The leaders of Colombia and the Farc rebel movement have been dropped as contenders for this year’s Nobel Peace Prize after a peace pact between them was rejected in a referendum.
The failure of the government to convince ordinary Colombians to support a peace deal that was signed in Bogota less than a week ago, has severely hobbled both President Juan Manuel Santos and the Farc’s top commander Rodrigo Londono, also known as Timochenko.
After opponents of the pact, which was meant to formally bring a close to more than fifty years of civil conflict in Colombia, scored a narrow and totally unexpected victory in Sunday’s national referendum, President Santos was left on Monday scrambling to pick up the pieces.
But in the meantime, the Peace Research Institute in Oslo said that there is no longer any possibility that Mr Santos and Timochenko could remain in the running for the Nobel medal. “Colombia’s off any credible list,” Kristian Berg Harpviken, the head of the Institute, said.
With support from an array of countries, including the United States, President Santos had relentlessly pursued the deal with FARC, short for the Revolutionary Armed Forces of Colombia, which has been waging a deadly war against the state from jungle hideouts since its founding on Marxist and agrarian principles in 1964.
The conclusion of the deal, that was negotiated by representatives of both sides in Cuba with Norwegian mediation, was widely seen as an achievement warranting recognition by the Nobel committee. In the past, the Peace Prize has been awarded too those who fought for peace in Northern Ireland, between Israel and the Palestinians and even in Vietnam after its long war.

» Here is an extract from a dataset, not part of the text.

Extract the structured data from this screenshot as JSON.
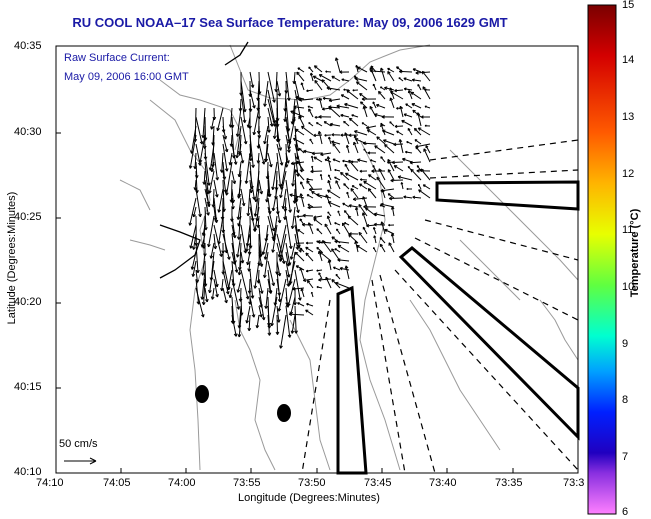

Polls had suggested an easy win for Mr Santos and the pro-peace pact side in Sunday’s plebiscite. Instead, the deal was defeated, though by the narrowest of margins. With turnout lower than 50 per cent, the no-vote prevailed with 50.2 per cent versus 49.8 per cent.
On Monday, Mr Santos, who now faces severe pressure from his predecessor in the presidential palace, Alvaro Uribe, who campaigned against the deal, said he was sending negotiators back to Havana to meet with Farc and discuss next steps.

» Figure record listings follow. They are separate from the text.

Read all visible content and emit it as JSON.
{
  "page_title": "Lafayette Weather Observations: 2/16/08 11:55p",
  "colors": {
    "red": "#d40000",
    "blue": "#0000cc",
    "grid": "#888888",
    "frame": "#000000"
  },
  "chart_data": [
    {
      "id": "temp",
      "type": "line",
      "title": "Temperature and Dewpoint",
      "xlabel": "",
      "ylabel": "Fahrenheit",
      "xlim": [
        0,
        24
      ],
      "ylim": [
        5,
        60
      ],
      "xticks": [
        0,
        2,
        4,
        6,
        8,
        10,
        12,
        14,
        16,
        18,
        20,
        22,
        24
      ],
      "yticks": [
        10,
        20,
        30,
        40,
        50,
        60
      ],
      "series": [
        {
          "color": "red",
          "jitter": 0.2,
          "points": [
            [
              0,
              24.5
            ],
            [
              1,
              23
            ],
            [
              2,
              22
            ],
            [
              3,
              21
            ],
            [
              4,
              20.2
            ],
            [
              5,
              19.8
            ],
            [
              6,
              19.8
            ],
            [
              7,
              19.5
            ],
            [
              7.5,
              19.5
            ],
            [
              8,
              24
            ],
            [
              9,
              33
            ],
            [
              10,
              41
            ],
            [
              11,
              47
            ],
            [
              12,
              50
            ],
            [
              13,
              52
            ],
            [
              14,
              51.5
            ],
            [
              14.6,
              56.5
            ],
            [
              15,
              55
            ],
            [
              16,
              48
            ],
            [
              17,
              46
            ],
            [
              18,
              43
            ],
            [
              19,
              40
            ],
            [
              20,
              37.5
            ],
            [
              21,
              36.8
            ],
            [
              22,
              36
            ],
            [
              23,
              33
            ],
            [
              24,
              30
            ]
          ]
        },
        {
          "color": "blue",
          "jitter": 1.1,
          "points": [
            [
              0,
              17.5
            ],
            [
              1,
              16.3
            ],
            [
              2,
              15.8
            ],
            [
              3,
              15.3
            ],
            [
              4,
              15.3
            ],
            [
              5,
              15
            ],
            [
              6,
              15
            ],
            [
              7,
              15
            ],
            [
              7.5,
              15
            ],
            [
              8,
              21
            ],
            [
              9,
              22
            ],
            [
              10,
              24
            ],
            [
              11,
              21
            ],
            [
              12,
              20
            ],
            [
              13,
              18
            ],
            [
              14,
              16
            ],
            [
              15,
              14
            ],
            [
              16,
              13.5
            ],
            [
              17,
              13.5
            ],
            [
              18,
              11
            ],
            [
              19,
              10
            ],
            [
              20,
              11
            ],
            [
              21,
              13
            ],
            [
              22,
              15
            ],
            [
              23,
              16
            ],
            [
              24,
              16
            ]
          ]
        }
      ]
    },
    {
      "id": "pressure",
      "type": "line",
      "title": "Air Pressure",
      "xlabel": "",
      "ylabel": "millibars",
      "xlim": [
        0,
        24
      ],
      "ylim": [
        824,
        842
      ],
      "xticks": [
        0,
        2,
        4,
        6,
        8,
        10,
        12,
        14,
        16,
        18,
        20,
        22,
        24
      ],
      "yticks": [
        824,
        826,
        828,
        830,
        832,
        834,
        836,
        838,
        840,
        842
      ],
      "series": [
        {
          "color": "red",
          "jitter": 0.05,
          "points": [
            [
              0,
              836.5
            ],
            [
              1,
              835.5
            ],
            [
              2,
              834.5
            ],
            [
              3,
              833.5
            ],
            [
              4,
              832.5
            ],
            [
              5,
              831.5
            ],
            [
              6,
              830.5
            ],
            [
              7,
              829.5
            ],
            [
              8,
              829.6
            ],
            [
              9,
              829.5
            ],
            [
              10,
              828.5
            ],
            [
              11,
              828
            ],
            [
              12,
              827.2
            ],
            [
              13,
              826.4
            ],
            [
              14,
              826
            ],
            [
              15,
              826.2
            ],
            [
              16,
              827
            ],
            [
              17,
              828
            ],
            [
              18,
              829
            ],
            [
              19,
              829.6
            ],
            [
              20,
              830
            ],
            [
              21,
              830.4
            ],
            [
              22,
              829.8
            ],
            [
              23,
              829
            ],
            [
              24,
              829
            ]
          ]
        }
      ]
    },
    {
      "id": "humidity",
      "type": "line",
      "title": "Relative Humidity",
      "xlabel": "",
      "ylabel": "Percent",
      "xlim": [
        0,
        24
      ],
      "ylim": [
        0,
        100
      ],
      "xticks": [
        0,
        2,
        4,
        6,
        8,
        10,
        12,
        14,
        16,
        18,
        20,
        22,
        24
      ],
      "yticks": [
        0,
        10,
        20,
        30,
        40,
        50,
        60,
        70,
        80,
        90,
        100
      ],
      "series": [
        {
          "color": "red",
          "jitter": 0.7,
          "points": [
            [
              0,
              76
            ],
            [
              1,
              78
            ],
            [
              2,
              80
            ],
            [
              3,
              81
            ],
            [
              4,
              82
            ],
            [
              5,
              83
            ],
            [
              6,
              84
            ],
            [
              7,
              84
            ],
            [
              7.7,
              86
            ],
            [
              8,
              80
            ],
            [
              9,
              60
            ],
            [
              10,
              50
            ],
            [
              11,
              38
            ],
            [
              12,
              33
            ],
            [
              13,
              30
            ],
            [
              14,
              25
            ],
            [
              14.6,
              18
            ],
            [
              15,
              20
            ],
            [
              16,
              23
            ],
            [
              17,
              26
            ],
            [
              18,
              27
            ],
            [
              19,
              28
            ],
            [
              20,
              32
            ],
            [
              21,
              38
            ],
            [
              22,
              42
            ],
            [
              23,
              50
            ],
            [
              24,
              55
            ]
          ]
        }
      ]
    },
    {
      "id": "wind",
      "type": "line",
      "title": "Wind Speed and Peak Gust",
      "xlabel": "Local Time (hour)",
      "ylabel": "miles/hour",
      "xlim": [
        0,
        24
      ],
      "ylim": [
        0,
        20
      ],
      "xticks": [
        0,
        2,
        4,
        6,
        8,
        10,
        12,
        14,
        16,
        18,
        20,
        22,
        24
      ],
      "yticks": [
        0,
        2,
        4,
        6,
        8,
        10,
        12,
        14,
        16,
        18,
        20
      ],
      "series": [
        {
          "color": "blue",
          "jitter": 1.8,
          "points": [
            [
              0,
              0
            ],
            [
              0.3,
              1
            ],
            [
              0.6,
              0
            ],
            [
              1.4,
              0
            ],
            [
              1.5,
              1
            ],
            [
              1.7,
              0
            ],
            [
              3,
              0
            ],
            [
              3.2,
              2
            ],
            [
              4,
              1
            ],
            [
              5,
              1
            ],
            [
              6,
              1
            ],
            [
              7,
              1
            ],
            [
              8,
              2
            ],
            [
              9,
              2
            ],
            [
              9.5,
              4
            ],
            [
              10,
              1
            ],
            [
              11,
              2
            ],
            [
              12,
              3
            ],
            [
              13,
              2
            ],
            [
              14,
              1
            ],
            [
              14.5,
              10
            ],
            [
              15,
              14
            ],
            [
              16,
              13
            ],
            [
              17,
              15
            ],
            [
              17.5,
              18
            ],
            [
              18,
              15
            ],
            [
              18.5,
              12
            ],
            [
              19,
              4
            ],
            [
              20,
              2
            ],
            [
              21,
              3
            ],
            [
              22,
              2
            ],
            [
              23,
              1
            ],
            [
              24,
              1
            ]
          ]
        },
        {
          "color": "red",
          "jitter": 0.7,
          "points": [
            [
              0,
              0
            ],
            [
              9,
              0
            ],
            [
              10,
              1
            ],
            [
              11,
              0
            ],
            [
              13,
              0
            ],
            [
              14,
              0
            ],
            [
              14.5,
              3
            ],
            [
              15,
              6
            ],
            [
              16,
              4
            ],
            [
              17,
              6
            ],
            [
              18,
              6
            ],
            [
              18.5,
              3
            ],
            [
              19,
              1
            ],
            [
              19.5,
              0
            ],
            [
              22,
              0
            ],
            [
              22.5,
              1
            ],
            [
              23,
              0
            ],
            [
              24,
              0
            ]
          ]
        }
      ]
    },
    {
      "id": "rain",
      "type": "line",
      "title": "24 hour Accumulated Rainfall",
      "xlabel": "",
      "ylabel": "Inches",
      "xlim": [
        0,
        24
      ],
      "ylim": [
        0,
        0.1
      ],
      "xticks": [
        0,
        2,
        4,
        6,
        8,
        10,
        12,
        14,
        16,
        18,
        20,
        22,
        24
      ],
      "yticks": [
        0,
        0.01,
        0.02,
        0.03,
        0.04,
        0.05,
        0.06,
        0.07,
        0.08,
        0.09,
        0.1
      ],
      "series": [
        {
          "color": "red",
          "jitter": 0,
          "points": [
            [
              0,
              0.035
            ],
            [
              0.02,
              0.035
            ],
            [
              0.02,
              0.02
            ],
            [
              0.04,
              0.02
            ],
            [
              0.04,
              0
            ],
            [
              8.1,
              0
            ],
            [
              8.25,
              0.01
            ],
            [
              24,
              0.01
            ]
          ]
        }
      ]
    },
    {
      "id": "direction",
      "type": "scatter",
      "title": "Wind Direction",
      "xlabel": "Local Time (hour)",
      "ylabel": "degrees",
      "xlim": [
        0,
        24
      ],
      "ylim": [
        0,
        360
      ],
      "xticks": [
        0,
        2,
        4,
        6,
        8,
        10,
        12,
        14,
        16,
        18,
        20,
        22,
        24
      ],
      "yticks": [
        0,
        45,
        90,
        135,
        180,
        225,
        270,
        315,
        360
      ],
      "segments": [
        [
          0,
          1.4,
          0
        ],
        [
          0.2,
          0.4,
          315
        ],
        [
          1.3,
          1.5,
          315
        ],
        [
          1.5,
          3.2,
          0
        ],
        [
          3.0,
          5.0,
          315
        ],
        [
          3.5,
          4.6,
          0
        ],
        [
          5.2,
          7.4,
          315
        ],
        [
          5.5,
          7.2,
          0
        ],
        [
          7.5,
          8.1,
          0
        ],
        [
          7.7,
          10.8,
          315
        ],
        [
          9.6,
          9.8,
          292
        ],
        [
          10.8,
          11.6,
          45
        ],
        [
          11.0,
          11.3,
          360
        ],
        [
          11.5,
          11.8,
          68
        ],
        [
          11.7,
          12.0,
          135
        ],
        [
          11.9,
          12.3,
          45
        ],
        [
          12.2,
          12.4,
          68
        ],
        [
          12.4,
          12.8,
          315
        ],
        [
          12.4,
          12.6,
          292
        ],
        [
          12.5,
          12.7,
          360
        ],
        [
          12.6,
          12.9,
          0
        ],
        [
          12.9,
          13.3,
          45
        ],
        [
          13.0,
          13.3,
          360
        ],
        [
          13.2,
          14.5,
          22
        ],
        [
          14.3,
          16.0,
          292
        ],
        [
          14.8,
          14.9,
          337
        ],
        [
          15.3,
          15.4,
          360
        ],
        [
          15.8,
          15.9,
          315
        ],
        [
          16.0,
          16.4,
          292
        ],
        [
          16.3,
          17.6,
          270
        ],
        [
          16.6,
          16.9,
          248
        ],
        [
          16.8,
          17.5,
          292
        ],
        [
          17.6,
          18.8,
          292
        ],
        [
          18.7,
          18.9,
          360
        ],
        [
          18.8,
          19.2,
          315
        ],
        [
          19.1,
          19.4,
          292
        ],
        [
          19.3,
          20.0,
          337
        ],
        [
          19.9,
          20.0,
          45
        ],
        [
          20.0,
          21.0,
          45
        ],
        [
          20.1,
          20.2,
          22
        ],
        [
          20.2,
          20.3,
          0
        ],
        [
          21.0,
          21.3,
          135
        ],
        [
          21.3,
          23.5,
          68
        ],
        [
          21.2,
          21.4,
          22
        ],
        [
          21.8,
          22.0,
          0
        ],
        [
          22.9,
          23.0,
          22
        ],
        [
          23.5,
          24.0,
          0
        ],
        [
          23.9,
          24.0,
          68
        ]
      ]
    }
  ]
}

“I won’t give up. I'll continue search for peace until the last moment of my mandate,” Mr Santos said in a televised address on Sunday night appealing for calm in the country.

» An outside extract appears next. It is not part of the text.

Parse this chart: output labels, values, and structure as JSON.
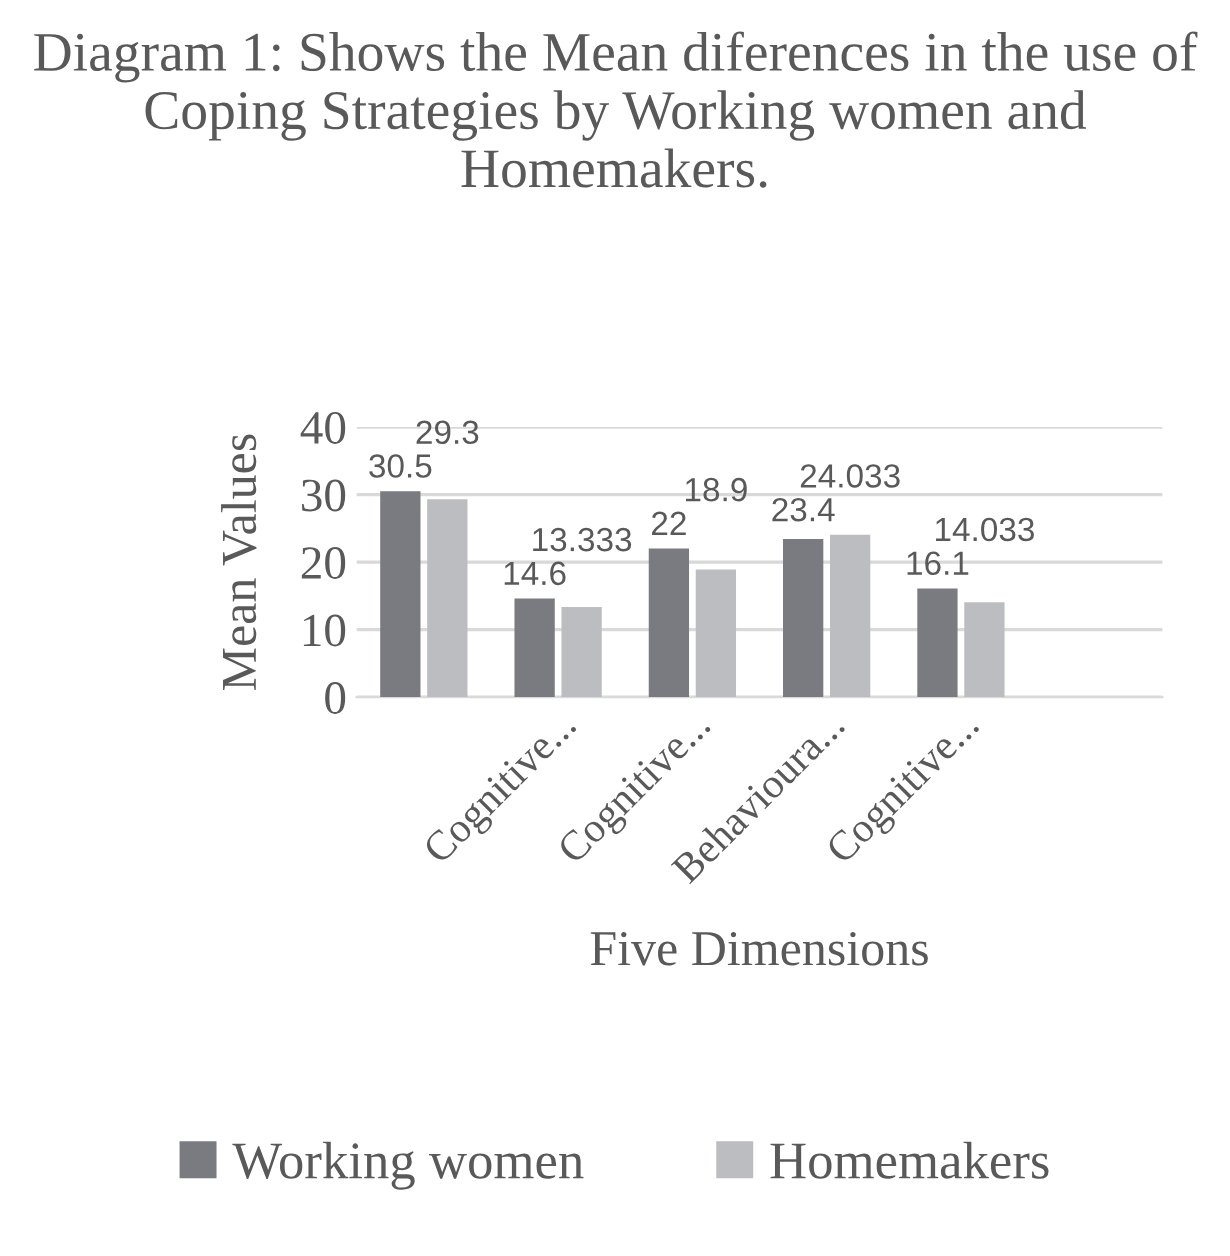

Timochenko, whose own leadership of Farc has also been put on the line, similarly insisted a way be found to salvage the pact giving no indication that the referendum result would result in his soldiers taking up arms again. “The Farc reiterates its disposition to use only words as a weapon to build toward the future,” Timochenko said. “Count on us, peace will triumph.”
Opponents of the Santos-Timochenko peace deal argued that it gave too much away to Farc, promising to lift any threat of prison time against the rebel leaders if they acknowledged their crimes during five decades of terror and fighting that cost some 220,000 lives. It would have allowed the group to compete in presidential elections in 2018.
The deal was signed in Bogota last week in front of an array of foreign dignitaries including Ban Ki-Moon, the United Nations Secretary General, and the US Secretary of State, John Kerry.
The UN on Monday urged Colombia not to give up the hunt for a pact that will stick. “The Secretary-General trusts that all Colombians will continue their efforts to reach the common goal of a durable and stable peace,” UN spokesman Farhan Haq said in a statement.
For Mr Uribe, whose father was killed by Farc guerrillas, the referendum result is a signal victory that will give him new leverage over Mr Carlos, who may now be forced to seek new terms that will be less favourable to the other side. The prospect of Farc acquiescing to tougher terms may be slim, however.
“I am very disappointed, and the result shows a very polarised and split Colombia,” Norway’s Foreign Minister Borge Brende told the NTB news agency. “We have told both parties that we will be at their disposal and are available. We must also involve the opposition who say they want peace and hear what they think might be the solution.”